Former Ravens kicker Matt Stover addressed scholarship recipients at M&T Bank Stadium on Friday, emphasizing integrity and a willingness to work.
The Baltimore Community Foundation, a philanthropic non-profit that give scholarships to local high school and college students, organized the event in a suite at the stadium.
"BCF and the Ravens do such a good job of giving back to the kids," Stover said. "Giving $5,000 a year to each one of these kids is an amazing amount of money, and to be able to do that year in, year out is incredible."
The foundation gave a total of $169,500 to 66 Maryland students Friday. According to a news release, that amount is a 50 percent increase compared to last year's total.
Towson University music education senior Jay Karolenko, who won the Christa McAuliffe scholarship, said he is a huge Stover fan and having him there was special. The scholarship, worth $1,250, is designated for aspiring teachers.
"I'm a big fan. I went to his kicking camp when I was in eighth grade," Karolenko said. "He speaks very genuinely and really cares about our community."
Stover told stories of his days as a Raven and how they apply to everyday life. He regaled the students with an anecdote of his first experiences with former Ravens coach Brian Billick in the 1999 season, when he started the season 5-for-10 on field goals.
Stover said he approached Billick and told the coach to advance the ball to the 30-yard line — which equates to a 48-yard field goal — and he wouldn't miss again.
He went on to make his next 18 attempts.
"Doing what's right, taking responsibility was part of what made me successful," Stover said.

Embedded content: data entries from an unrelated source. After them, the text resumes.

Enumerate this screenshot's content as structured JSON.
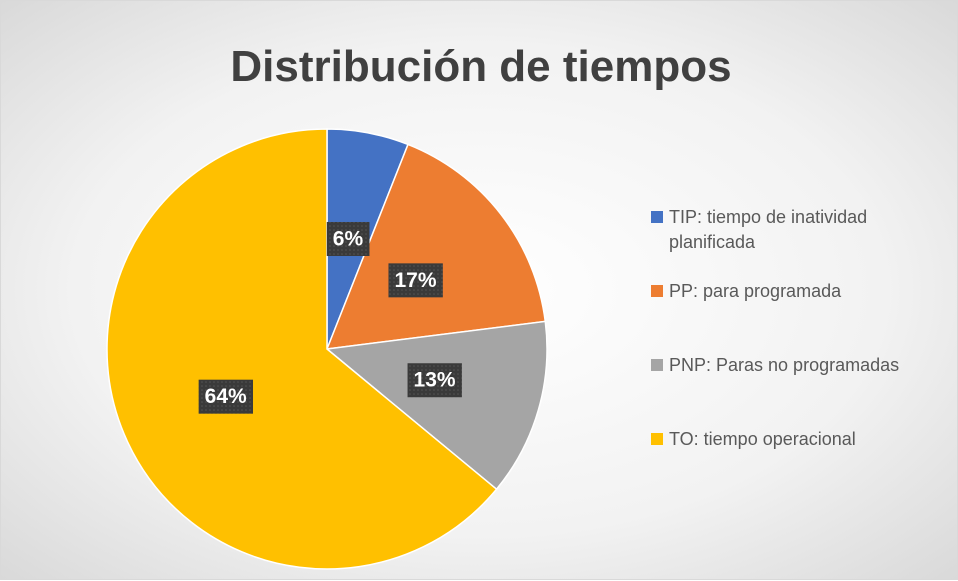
{
  "chart_data": {
    "type": "pie",
    "title": "Distribución de tiempos",
    "categories": [
      "TIP: tiempo de inatividad planificada",
      "PP: para programada",
      "PNP: Paras no programadas",
      "TO: tiempo operacional"
    ],
    "values": [
      6,
      17,
      13,
      64
    ],
    "value_labels": [
      "6%",
      "17%",
      "13%",
      "64%"
    ],
    "colors": [
      "#4472c4",
      "#ed7d31",
      "#a5a5a5",
      "#ffc000"
    ],
    "legend": "right"
  }
}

Stover, who also runs his own foundation, was one of a few choices available for team president Dick Cass to select as speaker. With the NFL lockout, players are not allowed to communicate with their respective teams.
Stover retired from the NFL last week.
"I'm the only one standing," Stover said. "Dick and I had seen each other last week at my retirement and we had talked a few weeks before that [about doing this]."

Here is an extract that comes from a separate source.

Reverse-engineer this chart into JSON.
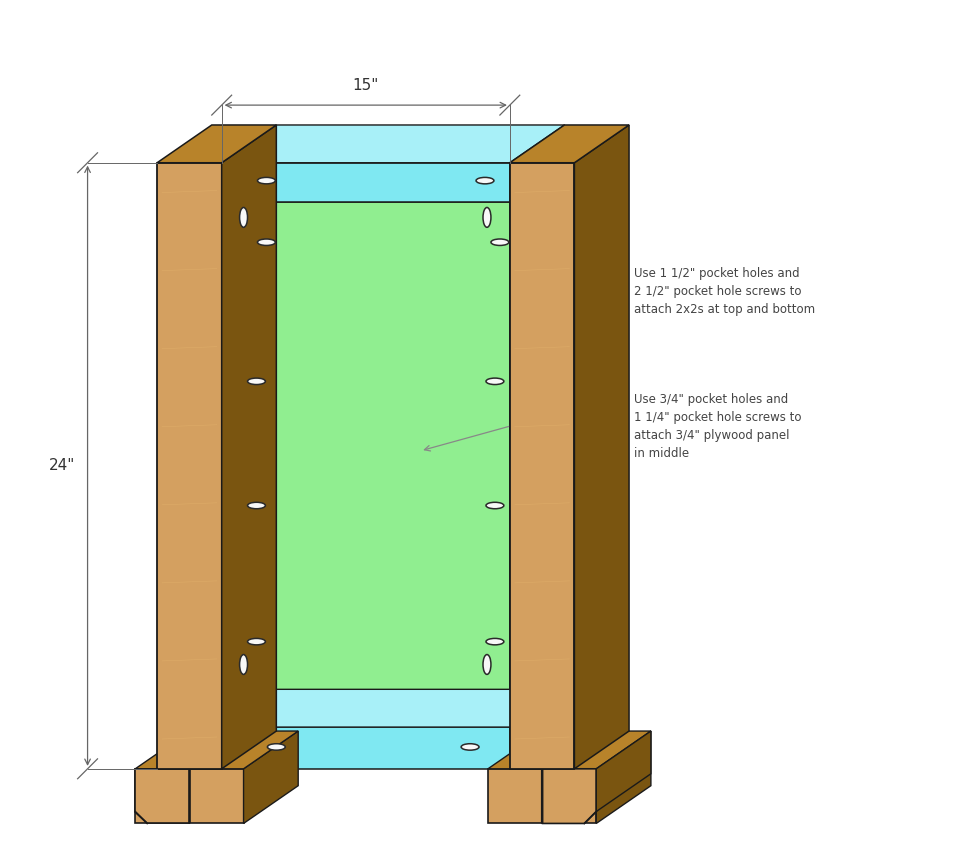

Stover, who was a rookie in 1990 when the league had a work stoppage, said he's not too worried about the players and owners coming to a labor agreement.
"To tell you the truth, it's going to work out," Stover said. "There will be football in 2011."
The Baltimore resident still has a busy schedule, even if it's drastically different from the day-to-day slate of an NFL player. All three of his children — Jenn, 15, Jacob, 14, and Joe, 8 – attend McDonogh, where Stover sits on the board.
"Everybody asks me 'Are you bored yet? Has your wife kicked you out of the house?' Not even close. I've been plenty busy," Stover said. "I know I have a social responsibility with things like this and that's what I plan on doing.
"It's a lot, but life is full. I wouldn't have it any other way."